The department is choosing two specific points on the employee journey map to prioritize and then search for improvements. Gill said VA will first focus on the employee onboarding process. It may also prioritize career development opportunities later.

For OMB, it sees an opportunity to replicate VA’s employee journey map across the federal government — and use employee engagement data and feedback to study other workforce trends.

“Are there regional trends? It seems like there’s maybe something going on in some areas where there’s less satisfaction with multiple services or more satisfaction with multiple services,” Boland said. “What can we learn by putting this together? As we think about how federal agency regions are managed, how do we get this data into the hands of people who can use it?”
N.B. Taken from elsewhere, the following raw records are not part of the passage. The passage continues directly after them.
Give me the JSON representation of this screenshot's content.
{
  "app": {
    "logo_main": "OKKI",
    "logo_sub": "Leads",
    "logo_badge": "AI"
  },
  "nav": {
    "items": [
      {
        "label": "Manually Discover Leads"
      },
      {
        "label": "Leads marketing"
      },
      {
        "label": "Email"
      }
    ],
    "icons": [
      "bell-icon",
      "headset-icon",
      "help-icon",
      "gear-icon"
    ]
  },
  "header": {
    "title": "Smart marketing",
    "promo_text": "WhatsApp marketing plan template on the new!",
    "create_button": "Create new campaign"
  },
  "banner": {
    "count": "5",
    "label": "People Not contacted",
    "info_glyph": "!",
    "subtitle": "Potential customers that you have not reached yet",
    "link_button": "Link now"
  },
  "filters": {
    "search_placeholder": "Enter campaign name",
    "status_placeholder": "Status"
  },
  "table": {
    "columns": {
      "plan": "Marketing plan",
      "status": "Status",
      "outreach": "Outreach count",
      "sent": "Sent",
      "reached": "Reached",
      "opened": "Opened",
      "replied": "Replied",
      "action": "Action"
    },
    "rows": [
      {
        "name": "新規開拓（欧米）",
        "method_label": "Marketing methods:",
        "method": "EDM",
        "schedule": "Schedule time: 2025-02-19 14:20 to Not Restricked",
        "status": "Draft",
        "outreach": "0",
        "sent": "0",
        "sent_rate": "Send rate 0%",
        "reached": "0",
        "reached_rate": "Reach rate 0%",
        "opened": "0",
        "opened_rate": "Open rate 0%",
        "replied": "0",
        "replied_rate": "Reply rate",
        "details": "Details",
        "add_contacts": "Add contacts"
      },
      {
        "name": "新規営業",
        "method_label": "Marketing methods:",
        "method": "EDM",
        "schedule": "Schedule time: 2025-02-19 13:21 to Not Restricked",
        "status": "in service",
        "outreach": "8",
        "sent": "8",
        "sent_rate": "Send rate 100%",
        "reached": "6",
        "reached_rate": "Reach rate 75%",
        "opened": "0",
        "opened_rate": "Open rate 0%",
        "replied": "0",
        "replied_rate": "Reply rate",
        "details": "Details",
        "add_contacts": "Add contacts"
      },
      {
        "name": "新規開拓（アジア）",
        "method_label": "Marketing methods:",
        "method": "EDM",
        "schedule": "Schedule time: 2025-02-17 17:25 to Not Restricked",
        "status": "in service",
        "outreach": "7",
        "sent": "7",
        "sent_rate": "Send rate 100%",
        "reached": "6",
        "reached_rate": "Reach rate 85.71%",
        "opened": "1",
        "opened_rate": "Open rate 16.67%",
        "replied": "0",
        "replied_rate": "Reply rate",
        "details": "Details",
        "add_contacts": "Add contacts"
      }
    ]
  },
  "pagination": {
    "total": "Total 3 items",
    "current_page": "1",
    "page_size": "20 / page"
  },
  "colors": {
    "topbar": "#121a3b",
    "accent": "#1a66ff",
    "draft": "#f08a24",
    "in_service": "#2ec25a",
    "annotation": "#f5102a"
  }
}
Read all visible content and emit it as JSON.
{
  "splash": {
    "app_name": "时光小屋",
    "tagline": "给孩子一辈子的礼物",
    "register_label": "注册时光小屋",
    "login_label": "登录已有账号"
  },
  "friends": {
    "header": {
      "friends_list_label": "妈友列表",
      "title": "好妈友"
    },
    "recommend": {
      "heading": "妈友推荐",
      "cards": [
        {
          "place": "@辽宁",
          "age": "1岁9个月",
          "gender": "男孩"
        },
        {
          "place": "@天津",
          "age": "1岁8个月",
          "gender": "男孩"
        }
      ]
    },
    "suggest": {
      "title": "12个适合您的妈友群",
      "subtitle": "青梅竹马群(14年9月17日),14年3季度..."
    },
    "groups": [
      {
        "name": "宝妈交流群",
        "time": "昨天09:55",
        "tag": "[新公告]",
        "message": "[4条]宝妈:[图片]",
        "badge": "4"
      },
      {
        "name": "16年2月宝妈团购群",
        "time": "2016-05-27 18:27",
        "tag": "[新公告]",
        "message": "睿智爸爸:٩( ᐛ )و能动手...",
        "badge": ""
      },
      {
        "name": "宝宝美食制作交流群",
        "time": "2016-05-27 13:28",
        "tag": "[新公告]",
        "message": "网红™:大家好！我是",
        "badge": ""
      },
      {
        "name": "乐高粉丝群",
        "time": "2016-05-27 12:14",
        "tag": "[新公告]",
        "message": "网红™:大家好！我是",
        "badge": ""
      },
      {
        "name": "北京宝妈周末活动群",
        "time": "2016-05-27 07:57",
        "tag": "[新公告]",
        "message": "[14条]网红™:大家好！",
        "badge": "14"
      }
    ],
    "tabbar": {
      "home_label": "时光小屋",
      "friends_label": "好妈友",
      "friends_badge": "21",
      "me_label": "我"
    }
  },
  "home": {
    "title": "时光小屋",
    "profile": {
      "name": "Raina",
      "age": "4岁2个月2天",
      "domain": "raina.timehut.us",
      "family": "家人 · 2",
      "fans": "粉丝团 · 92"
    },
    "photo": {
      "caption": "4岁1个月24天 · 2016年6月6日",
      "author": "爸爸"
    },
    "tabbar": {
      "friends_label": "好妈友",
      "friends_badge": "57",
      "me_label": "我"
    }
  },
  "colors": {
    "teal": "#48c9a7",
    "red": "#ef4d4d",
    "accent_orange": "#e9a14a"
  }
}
The Veterans Health Administration, for example, has mapped hospital outpatient trust scores against data from the agency’s all-employee survey for each major VA facility.

“Those that have high levels of trust score and also have high levels of engagement, what are those best practices?” Gill said. “What can we learn from those areas? For those that may have a low score on both of those, again, what’s happening in those areas?”

VA’s hospital in Dallas, for example, boosted patient trust scores by 7% between 2018 and 2019. Leadership at the hospital there have actively solicited employee feedback and given them opportunities to pursue specific recommendations, Gill said.

“We also know that Dallas has really made a concerted effort to bring the voice of the employee to the table into their decision-making through crowdsourcing,” she said.

The Transportation Security Administration is taking a similar approach.

Together with OMB’s help, TSA gathered customer complaint data for each airport and mapped it against Federal Employee Viewpoint Survey results for each facility in 2018 and 2019.

The goal, said Nicole French, TSA’s customer service branch manager, was to identify airports with high employee engagement and few customer complaints.

“We’re always trying to balance customer service and security,” she said. “Honestly, having a calmer checkpoint leads to better security. It allows the officers to focus more. The link is definitely there between employee engagement and customer satisfaction. When you’re doing something as important as airport security that really matters.”

TSA’s complaint and employee engagement maps helped the agency notice employee engagement trends regionally.

Of the airports in the New York City region, for example, LaGuardia had the best employee engagement and the fewest number of customer complaints compared to the John F. Kennedy and Newark Liberty International Airports nearby.

“They’re all run by Port Authority. [They have] the same general customer base. The employees are all coming from similar areas, yet La Guardia clearly outperforms the other two,” French said. “We’re going to work with LaGuardia and find out what are they’re doing? What are they doing there that is clearly working really well. They have low complaints and high engagement.”

Her team is also performing additional statistical analyses to determine whether employee engagement is, in fact, a reliable and consistent predicator of strong customer service — and whether specific airports have implemented certain workforce initiatives that TSA could replicate across the agency.

“It’s given us a lot of places to try to do targeted interventions for customer experience and also work with the airports to find out how they’re being so successful,” she said.

Still, TSA is limited somewhat by the data it collects from its customers and employees. Most travelers only call the agency’s contact center to complain about a poor experience, and TSA only surveys its airport screeners on a mass scale once a year through the FEVS.

French said TSA is currently exploring how it can incorporate additional human capital data into its customer and employee engagement and experience maps.

“Is there a way to add in retention or absenteeism or call-out rates? This is a great starting point,” she said. “But this has really sparked us to look at what other administrative data we have that we can incorporate to see what other conclusions we could draw.”